I joined Rock Creek Group, a Washington-based asset-management firm that invests in hedge funds for institutional investors, in May, 2005, as vice-president for operations. Before taking this role, I managed the back- and middle-office operations for World Bank's hedge fund, private equity, and real estate portfolios. Back- and middle-office operations include accounting, reporting, and managing the relationships with the custodian bank, administrator, and different service providers.


  My main responsibility at Rock Creek is financial reporting. My team's mandate is to provide the investment team and our clients with accurate and reliable data essential for prudent and timely investment decisions.

My duties include working with the technology group to develop new tools and improve Rock Creek's existing reporting systems. Our company has invested in technology to manage and keep track of information on hedge-fund managers that we have funded or short-listed.

My job also requires me to liaise with the clients, fund administrators, banks, auditors, lawyers, investment managers, consultants, and other service providers. Here's a typical day:

8:00 a.m. -- Take the orange line Metro from Virginia Square in Arlington, Va., to Farragut West in Washington, D.C. Rock Creek's office is just a few blocks away from the Metro stop.

8:30 a.m. -- Log on and start checking e-mail and the day's meeting schedules.

8:45 a.m. -- Meet with my colleagues in the finance and operations team to go through the list of different accounting and performance reports that we'll send to clients today.

9:00 a.m. -- Prepare for a conference call with one of Rock Creek's hedge-fund managers. This entails reviewing notes from previous meetings and conference calls with this manager.

We meet with all managers to review their back-office setup at least twice a year, in addition to our biweekly investment conference calls, where they also give us updates on changes in the organization of their business.

9:30 a.m. -- Review the questionnaire on back-office operations and make the necessary changes to customize it for the manager we will call today.

The questionnaires differ according to the strategy, asset class, and geographical exposure of each manager.

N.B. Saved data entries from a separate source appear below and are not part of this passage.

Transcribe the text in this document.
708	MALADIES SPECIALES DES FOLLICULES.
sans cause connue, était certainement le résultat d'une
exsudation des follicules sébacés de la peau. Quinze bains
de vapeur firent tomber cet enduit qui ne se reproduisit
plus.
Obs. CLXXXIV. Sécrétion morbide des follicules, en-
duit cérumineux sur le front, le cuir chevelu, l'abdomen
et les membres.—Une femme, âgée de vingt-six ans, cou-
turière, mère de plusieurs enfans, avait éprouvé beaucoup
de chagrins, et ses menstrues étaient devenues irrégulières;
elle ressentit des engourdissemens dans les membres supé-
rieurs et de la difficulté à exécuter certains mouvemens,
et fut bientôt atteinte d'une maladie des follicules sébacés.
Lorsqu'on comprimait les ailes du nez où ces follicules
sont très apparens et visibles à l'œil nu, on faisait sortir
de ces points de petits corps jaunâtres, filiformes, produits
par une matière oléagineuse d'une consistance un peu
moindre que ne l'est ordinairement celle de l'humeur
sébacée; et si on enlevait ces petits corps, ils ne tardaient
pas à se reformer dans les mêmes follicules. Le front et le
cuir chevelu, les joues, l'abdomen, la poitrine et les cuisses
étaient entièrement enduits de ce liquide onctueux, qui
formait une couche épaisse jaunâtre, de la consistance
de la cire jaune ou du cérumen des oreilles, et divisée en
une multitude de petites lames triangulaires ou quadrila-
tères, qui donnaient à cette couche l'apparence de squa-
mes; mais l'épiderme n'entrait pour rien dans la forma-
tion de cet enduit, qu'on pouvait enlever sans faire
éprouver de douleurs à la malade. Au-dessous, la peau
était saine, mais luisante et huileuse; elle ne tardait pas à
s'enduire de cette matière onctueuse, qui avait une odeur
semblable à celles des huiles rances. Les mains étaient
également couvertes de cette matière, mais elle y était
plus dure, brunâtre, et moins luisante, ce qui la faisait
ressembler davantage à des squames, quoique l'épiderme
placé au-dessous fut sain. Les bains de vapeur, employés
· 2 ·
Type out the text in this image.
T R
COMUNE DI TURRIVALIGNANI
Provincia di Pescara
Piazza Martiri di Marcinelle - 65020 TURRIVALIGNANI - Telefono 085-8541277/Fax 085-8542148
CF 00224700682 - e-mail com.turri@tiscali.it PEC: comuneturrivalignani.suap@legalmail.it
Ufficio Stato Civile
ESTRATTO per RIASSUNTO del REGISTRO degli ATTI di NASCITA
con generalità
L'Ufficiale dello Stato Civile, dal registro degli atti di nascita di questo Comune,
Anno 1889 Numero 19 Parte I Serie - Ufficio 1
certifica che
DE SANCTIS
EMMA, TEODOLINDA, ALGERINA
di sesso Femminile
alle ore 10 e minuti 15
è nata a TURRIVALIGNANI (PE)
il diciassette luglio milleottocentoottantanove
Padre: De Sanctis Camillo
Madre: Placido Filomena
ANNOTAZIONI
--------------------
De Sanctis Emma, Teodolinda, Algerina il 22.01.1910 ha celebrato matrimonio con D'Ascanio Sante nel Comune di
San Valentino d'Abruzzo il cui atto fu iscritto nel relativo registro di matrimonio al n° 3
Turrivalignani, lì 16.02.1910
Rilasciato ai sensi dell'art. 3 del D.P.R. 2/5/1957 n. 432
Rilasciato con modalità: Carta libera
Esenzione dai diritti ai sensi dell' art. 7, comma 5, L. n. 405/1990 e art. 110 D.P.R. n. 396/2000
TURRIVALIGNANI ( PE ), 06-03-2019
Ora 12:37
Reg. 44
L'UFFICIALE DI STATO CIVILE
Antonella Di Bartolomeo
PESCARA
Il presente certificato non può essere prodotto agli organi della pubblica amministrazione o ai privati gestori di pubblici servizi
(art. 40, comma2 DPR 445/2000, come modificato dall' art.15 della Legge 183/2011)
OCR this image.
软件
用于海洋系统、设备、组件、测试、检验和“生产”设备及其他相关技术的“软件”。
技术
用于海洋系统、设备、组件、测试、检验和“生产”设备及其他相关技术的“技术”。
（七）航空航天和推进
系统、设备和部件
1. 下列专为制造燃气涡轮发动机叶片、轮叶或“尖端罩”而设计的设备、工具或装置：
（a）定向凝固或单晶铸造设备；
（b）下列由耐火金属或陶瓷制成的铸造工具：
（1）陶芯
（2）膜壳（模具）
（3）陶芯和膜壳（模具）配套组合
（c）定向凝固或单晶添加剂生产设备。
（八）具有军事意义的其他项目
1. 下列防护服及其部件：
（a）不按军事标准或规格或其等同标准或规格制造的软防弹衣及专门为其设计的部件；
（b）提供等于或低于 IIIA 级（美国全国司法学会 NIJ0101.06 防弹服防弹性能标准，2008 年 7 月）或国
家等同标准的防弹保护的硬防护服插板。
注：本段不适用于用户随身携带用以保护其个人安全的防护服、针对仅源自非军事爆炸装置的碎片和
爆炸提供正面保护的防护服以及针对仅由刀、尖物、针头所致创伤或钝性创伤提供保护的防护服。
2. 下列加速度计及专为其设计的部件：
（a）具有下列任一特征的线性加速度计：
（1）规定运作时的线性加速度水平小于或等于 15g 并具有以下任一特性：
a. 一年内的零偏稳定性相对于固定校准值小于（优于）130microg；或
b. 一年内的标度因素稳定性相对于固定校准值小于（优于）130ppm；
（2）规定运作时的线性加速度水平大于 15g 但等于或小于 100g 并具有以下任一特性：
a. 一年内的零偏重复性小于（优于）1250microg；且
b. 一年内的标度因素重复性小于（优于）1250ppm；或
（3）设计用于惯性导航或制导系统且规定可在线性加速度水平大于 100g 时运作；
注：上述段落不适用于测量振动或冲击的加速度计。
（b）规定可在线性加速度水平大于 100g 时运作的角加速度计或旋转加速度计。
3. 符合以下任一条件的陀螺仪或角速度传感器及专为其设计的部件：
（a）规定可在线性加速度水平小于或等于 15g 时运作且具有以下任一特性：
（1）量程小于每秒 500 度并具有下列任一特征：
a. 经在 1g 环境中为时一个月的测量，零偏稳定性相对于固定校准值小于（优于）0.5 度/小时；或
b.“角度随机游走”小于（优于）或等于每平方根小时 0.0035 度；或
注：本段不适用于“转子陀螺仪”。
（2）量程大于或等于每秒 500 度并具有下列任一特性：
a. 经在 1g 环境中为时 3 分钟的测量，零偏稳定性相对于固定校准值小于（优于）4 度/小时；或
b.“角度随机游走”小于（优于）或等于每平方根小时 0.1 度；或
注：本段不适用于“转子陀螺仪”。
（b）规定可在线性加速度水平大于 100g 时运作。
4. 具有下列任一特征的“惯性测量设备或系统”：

A typical one includes questions on whether the manager has been a subject of any recent legal or regulatory inquiry, changes in counterparty agreements, or changes in personnel.

10:00 a.m. -- Dial in and join the conference call. This manager has recently had trade breaks related to pricing. Although the amounts were relatively small or insignificant in relation to their total assets under management, we ask about the causes of such errors, the actions they took to resolve them, and the steps they are taking to avoid similar problems in the future.